Fisk describes the disillusionment that made him stop working for The Times of London. After Australian business magnate Rupert Murdoch took over proprietorship, Fisk felt the headlines stopped reflecting what he had written in the article. Fisk moved to The Independent in 1989, remaining stationed in Beirut as their Middle East correspondent, where he has been working for more than four decades.

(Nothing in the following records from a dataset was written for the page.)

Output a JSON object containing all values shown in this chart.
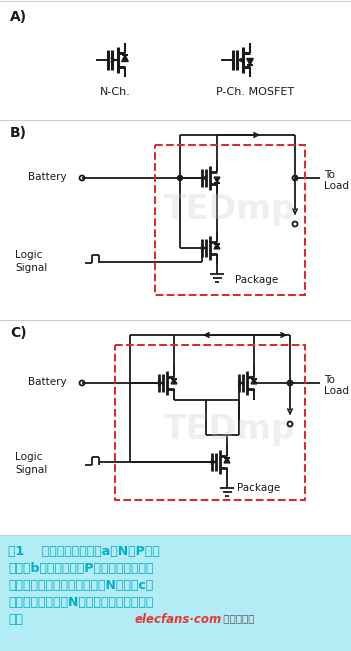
{
  "bg_color": "#ffffff",
  "caption_bg": "#b3ecf5",
  "title_color": "#00b0c8",
  "label_A": "A)",
  "label_B": "B)",
  "label_C": "C)",
  "nch_label": "N-Ch.",
  "pch_label": "P-Ch. MOSFET",
  "battery_label": "Battery",
  "logic_label_line1": "Logic",
  "logic_label_line2": "Signal",
  "package_label": "Package",
  "to_load_label1": "To",
  "to_load_label2": "Load",
  "caption_line1": "图1    傳統負載開關表現a）N和P溝道",
  "caption_line2": "描述，b）在高側、由P溝道組成的簡單負",
  "caption_line3": "載開關與通過邏輯信號驅動的N溝道，c）",
  "caption_line4": "當不啟用時高側雙N溝道提供了二極體電流",
  "caption_line5": "阻斷",
  "elecfans_text": "elecfans·com",
  "elecfans_suffix": " 电子烧烧友",
  "watermark_text": "TEDmp",
  "dashed_color": "#d32f2f",
  "line_color": "#1a1a1a",
  "text_color": "#1a1a1a",
  "gray_text": "#888888"
}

Surprisingly for one with such old-school methods, Fisk admits that he has grown quite enamoured of and accustomed to being published digitally. The film deals with his reaction to The Independent stopping its print edition and going digital in 2016. Despite a fondness for seeing the printed word, for Fisk, it's more important that when his article is published, it is read online by millions around the world within several hours. He is in a privileged position, as the digital move hasn't affected how the septuagenarian journalist works.

Another striking critique of the media made in the film is how quickly events are forgotten. Fisk voices the need to keep reminding audiences of what happened in the past, especially in a world of “fake news”. He talks about how the Armenian genocide is sometimes reported as the “alleged genocide” because Turkey disputes the accepted version of events. He sees this as a dangerous precedent, as the desire for balance is overriding fact. Fisk returns to the site of the 1982 Sabra and Shatila massacre, desperate to keep the memory of what happened alive. A conversation Fisk has on the phone with an editor in London shows the difficulties he faces when reporting on the Middle East, continually having to explain history.

As he has got older and worked for longer in the Middle East, he has come to understand that “neutrality” is in the eye of the beholder. It is as fascinating to watch Fisk talk about the media landscape as it is to read his inimitable writings on the Middle East.

Chang and editor Mike Munn (Stories We Tell) work hard to give the film a cinematic quality. It opens with Fisk running down the street in Abadan in 1980 and ending up in Homs in 2018, thus connecting two different wars and four decades in one sequence. The pace of the documentary is occasionally languid, but that comes with the territory, and the desire to be as thorough and factual as the subject. For anyone interested in a career in journalism, this is the movie.

This Is Not a Movie is a Canadian-German production staged by Sutor Kolonko Filmproduktion, the National Film Board of Canada (which also handles its international sales) and TINAM Inc.